The year 1890 is seen as one ‘of change and, in many ways, instability’. The 28-year-old composer altered his Christian name from Achille to ClaudeAchille, met a(nother) beautiful girl, Gaby Dupont, and moved out of the parental home to live with a financier friend. He met the Symbolist poet Stéphane Mallarmé, who not only invited him to write incidental music for his poem L’après-midi d’un faune but introduced him to an artistic circle that included painters, poets and the composer Erik Satie.
It was through Pierre Louÿs, whose erotic poems Debussy set in Chansons
de Bilitis, that he gained Maurice Maeterlinck’s permission to adapt
Pelléas et Melisande. Debussy wisely declined Louÿs’s invitation to join him and André Gide on a sex tour of Algeria; his love life was convoluted enough.
Walsh points out that the English edition of his correspondence excluded the more gushing letters Debussy sent to his first wife, Lilly Texier. She walked in on her fiancé in bed with an unidentified woman. Debussy wooed her back with effusions that, Walsh observes, ‘he would never have stooped to set to music’.
When their marriage failed, on Debussy taking up with Gabriel Fauré’s one-time lover Emma Bardac, Lilly attempted suicide. Louÿs reported that Bardac’s husband thought his wife would return to him, as ‘I’m the one with the money’. She did not, though, and had Debussy’s child in 1907 (they married the following year).
During all this rather tawdry turmoil, Debussy was crafting pieces such as Images and La mer. Elsewhere, Walsh queries critics’ use of the term Impressionist to characterise Debussy’s music. Still, he compares La mer to the sea paintings of Monet and Whistler, in its organisation by ‘a deliberate limitation of motive’ and its ‘big colour variation within a narrow range of tones’.
All these sea pictures, Walsh says, are ‘devoid of human interest’, implying that Debussy was able to compartmentalise life and work. There were incursions on the latter, from family holidays (one of the book’s illustrations is of a formally dressed Debussy gazing beyond his young daughter playing on the beach) to the threat of other composers. He criticised his junior, Maurice Ravel, now
unthinkingly paired with Debussy as twin pillars of French Impressionism, for ‘self-conscious Americanisation’.
The arrival of the Ballets Russes in Paris in 1909 promised lucrative commissions for Debussy but also competition – and friendship – with Igor Stravinsky.
By the time he turned fifty, in 1912, Debussy was greatly respected. He was in demand as a composer and conductor and had been awarded the Légion d’honneur. Debussy continued composing through the First World War, despite suffering from cancer. Late piano works such as En blanc et noir ‘show no trace of decline’, Walsh thinks (SaintSaëns differed), though some of the sonatas might.
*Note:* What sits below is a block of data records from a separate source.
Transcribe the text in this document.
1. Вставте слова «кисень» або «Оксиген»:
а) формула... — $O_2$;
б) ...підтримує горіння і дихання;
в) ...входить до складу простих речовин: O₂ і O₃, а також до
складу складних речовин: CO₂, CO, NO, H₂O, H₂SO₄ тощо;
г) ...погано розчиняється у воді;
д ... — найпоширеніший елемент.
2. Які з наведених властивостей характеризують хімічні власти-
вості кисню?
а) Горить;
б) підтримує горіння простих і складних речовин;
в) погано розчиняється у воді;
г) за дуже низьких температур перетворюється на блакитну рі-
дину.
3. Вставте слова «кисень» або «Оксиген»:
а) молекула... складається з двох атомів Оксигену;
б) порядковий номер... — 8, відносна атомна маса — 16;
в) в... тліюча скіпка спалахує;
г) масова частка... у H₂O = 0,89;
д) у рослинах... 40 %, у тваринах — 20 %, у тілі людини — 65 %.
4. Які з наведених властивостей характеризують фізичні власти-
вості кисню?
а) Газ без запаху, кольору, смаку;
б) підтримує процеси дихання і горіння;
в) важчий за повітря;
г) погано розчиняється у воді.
Debussy’s death in 1918, argues Walsh, located him at a turning point of history. He was dismissed by the Germans as formless and the French as Wagnerian. It was only after the next war that musicians began to reassess Debussy’s significance as a modernist.
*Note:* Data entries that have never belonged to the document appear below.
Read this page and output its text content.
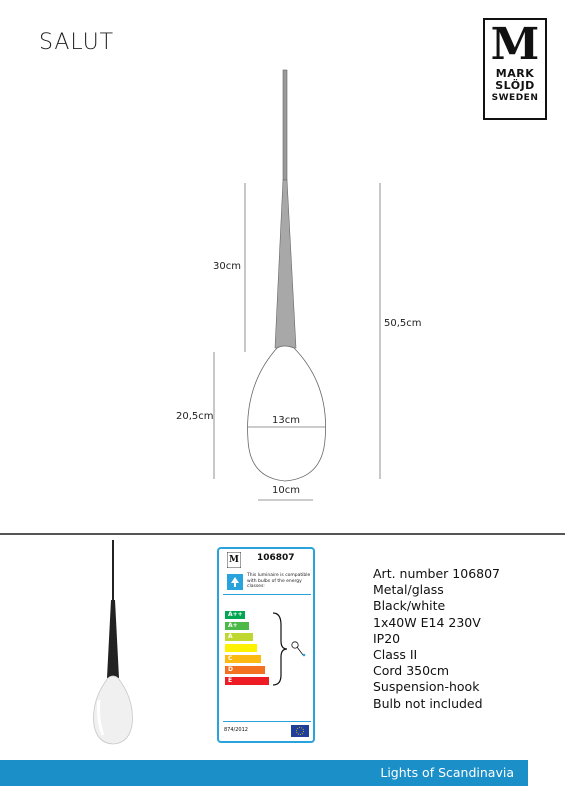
SALUT	M
MARK
SLÖJD
SWEDEN
30cm
50,5cm
20,5cm	13cm
10cm
M 106807
This luminaire is compatible with bulbs of the energy classes:
A++
A+
A
B
C
D
E
874/2012
Art. number 106807
Metal/glass
Black/white
1x40W E14 230V
IP20
Class II
Cord 350cm
Suspension-hook
Bulb not included
Lights of Scandinavia
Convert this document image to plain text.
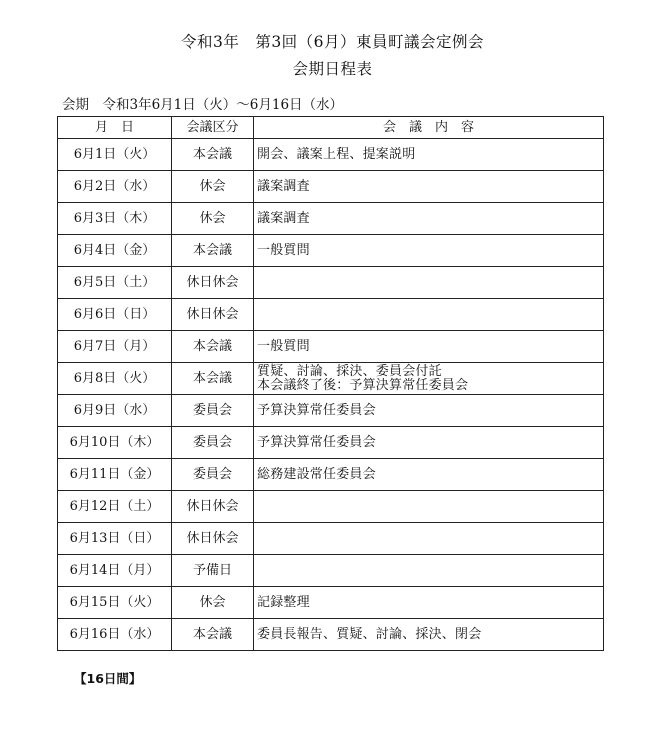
令和3年　第3回（6月）東員町議会定例会
会期日程表
会期　令和3年6月1日（火）～6月16日（水）
月　日	会議区分	会　議　内　容
6月1日（火）	本会議	開会、議案上程、提案説明
6月2日（水）	休会	議案調査
6月3日（木）	休会	議案調査
6月4日（金）	本会議	一般質問
6月5日（土）	休日休会	
6月6日（日）	休日休会	
6月7日（月）	本会議	一般質問
6月8日（火）	本会議	質疑、討論、採決、委員会付託
本会議終了後：予算決算常任委員会
6月9日（水）	委員会	予算決算常任委員会
6月10日（木）	委員会	予算決算常任委員会
6月11日（金）	委員会	総務建設常任委員会
6月12日（土）	休日休会	
6月13日（日）	休日休会	
6月14日（月）	予備日	
6月15日（火）	休会	記録整理
6月16日（水）	本会議	委員長報告、質疑、討論、採決、閉会
【16日間】
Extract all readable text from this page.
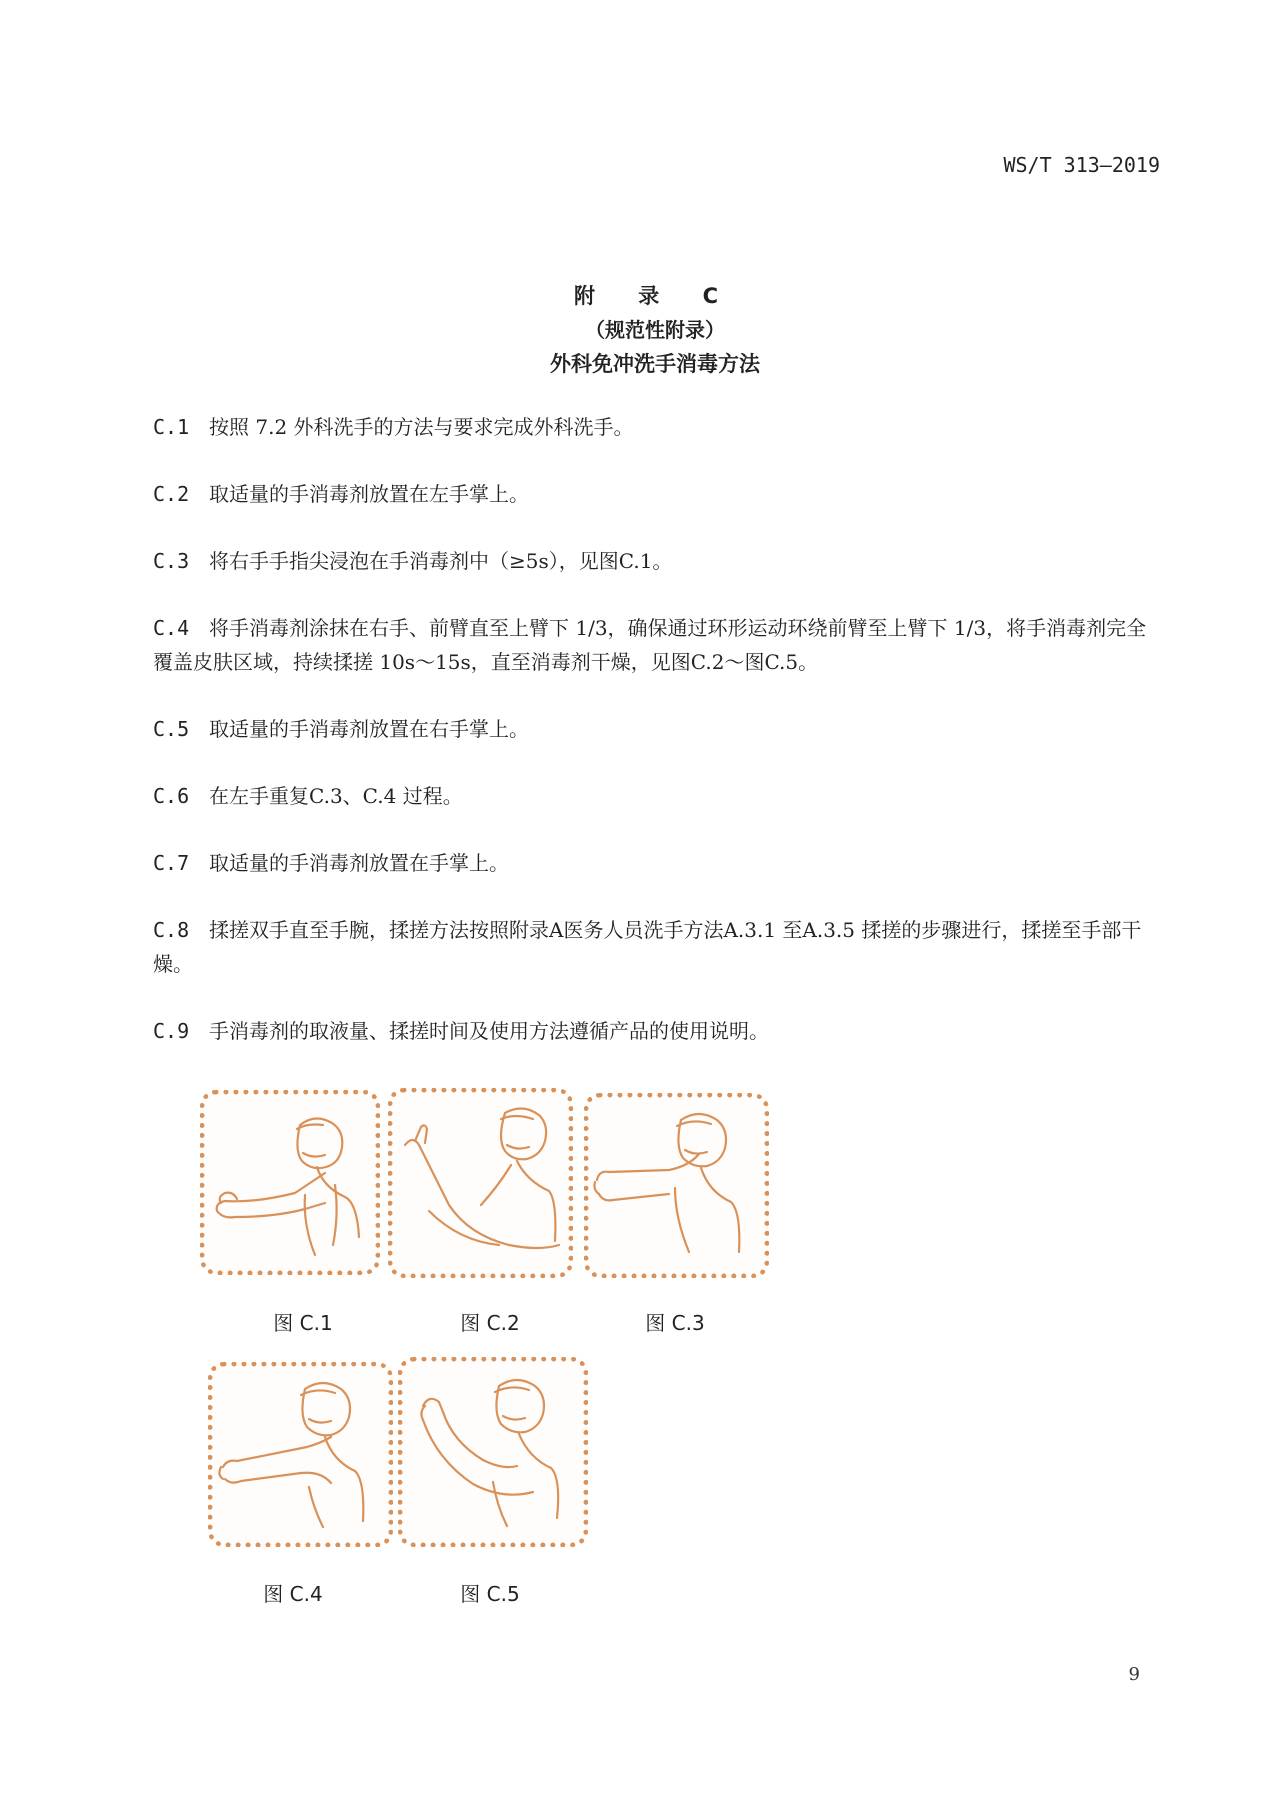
WS/T 313—2019
附 录 C
（规范性附录）
外科免冲洗手消毒方法
C.1 按照 7.2 外科洗手的方法与要求完成外科洗手。
C.2 取适量的手消毒剂放置在左手掌上。
C.3 将右手手指尖浸泡在手消毒剂中（≥5s），见图C.1。
C.4 将手消毒剂涂抹在右手、前臂直至上臂下 1/3，确保通过环形运动环绕前臂至上臂下 1/3，将手消毒剂完全覆盖皮肤区域，持续揉搓 10s～15s，直至消毒剂干燥，见图C.2～图C.5。
C.5 取适量的手消毒剂放置在右手掌上。
C.6 在左手重复C.3、C.4 过程。
C.7 取适量的手消毒剂放置在手掌上。
C.8 揉搓双手直至手腕，揉搓方法按照附录A医务人员洗手方法A.3.1 至A.3.5 揉搓的步骤进行，揉搓至手部干燥。
C.9 手消毒剂的取液量、揉搓时间及使用方法遵循产品的使用说明。
图 C.1	图 C.2	图 C.3
图 C.4	图 C.5
9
Walsh is wary of taking sides, acknowledging Debussy’s respect for his musical forebears as well as his criticism of them. ‘His music is without ideology and without doctrine,’ he ends. This bourgeois disavowal sits at odds with the nuanced discussions of Debussy’s inventive musical techniques. But perhaps it explains that preliminary emphasis on the pecuniary aspects of the artist’s life.